Tower, inspired by Jessica Colloff's article "96 Minutes" published in Texas Monthly, premiered at SXSW, winning Best Documentary Feature, going on to score the Grand Jury Prize at the Dallas International Film Festival and the Audience Award at the Riverrun Film Festival. It's now opening across the country and is a powerful meta-documentary detailing the events of that fateful afternoon, incorporating archival 16mm footage, broadcast radio reports and re-enactments brilliantly visualized through rotoscope animation.
Tower's crowning achievement, however, is to eschew the kneejerk response to psychologize and justify Whitman's actions, opting instead to seek out the voices of those on the ground looking up at the tower witnessing events. Diarist Anaïs Nin once wrote: "Passion is a narrow lens." This is precisely the emotional point of view adopted by Maitland to present the facts as known (yet rarely discussed). A sense of immediacy, alarm and helplessness characterize and strengthen Tower's aesthetic objective.
That objective is further achieved through Maitland's judicious editing, which serves to connect events from 50 years ago to our current moment: specifically the cultural tendency to vilify ethnic groups as violent. Recounting events in Tower, when police officer Ramiro Martinez responded to the scene, he recalled looking up at the many windows of the clock tower and imagining a Black Panther with a rifle behind every window. Martinez gave many interviews after the August 1 event with slight variations in his recollections. In an earlier interview he stated he imagined a terrorist at every window and significantly later his comment about the Black Panthers, which Maitland incorporated into his film. However, the Black Panther Party was not officially formed until October 1966 so it would have been impossible for Officer Martinez to have this fantasy when he approached the tower. Maitland admitted to purposely selecting this recount of events over others to accentuate the ongoing demonization of people of color. He had to clear it through Martinez's family who, at first, were reluctant but who finally granted permission once Maitland made his thematic objective clear.
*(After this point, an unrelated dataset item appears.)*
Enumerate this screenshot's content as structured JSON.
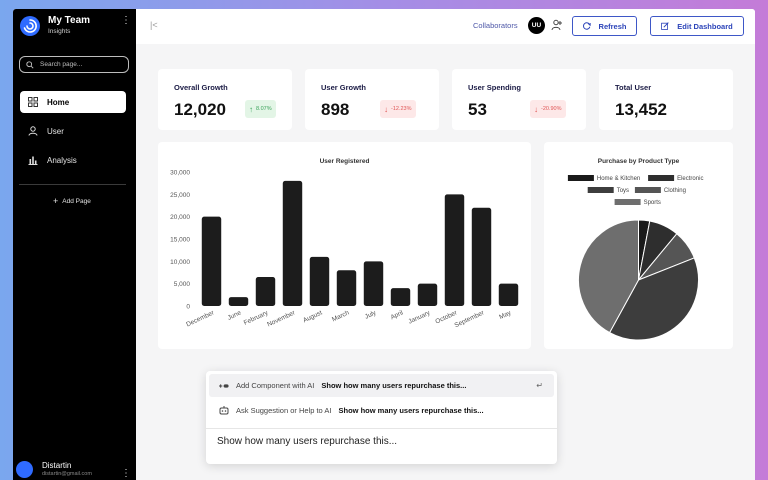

One of Whitman's first victims was Claire Wilson, an anthropology student eight months pregnant who was shot while crossing the quad with her boyfriend. Both he and her baby did not survive; but, Wilson lived, singlehandedly due to the efforts of a woman named Rita Starpattern who rushed to her aid despite the continued sniper fire from the tower and kept her talking and conscious until help could arrive.
Maitland admitted that it was this moment of bravery that inspired him to make the film. And it is this moment that recalls me to what my mentor Joseph Campbell termed tat tvam asi, a Sanskrit phrase translated as "thou art that." What is it in the human animal, Campbell posed, that causes an individual to risk their lives for another without fear of losing their own life? He implied that the answer was an interconnectedness between human beings, an inseparability, a recognition that—as quantum physics would suggest—we are not separate creatures after all but interdependent at every level. Rita Starpattern, who went on to become a well-known artist and feminist in the Austin scene, later admitted to her partner that this selfless act on her part was one of the stupidest things she had ever done; but, in the moment, she had no choice but to help keep this wounded pregnant woman alive. For me, this is the film's pivot. It also speaks to our need as a nation right now to recognize that we are at an equal pivot. Either we are all here for each other to save each other from the monsters among us, or we are doomed to be picked off randomly one by one.
Recognition and choice and action are all we have left.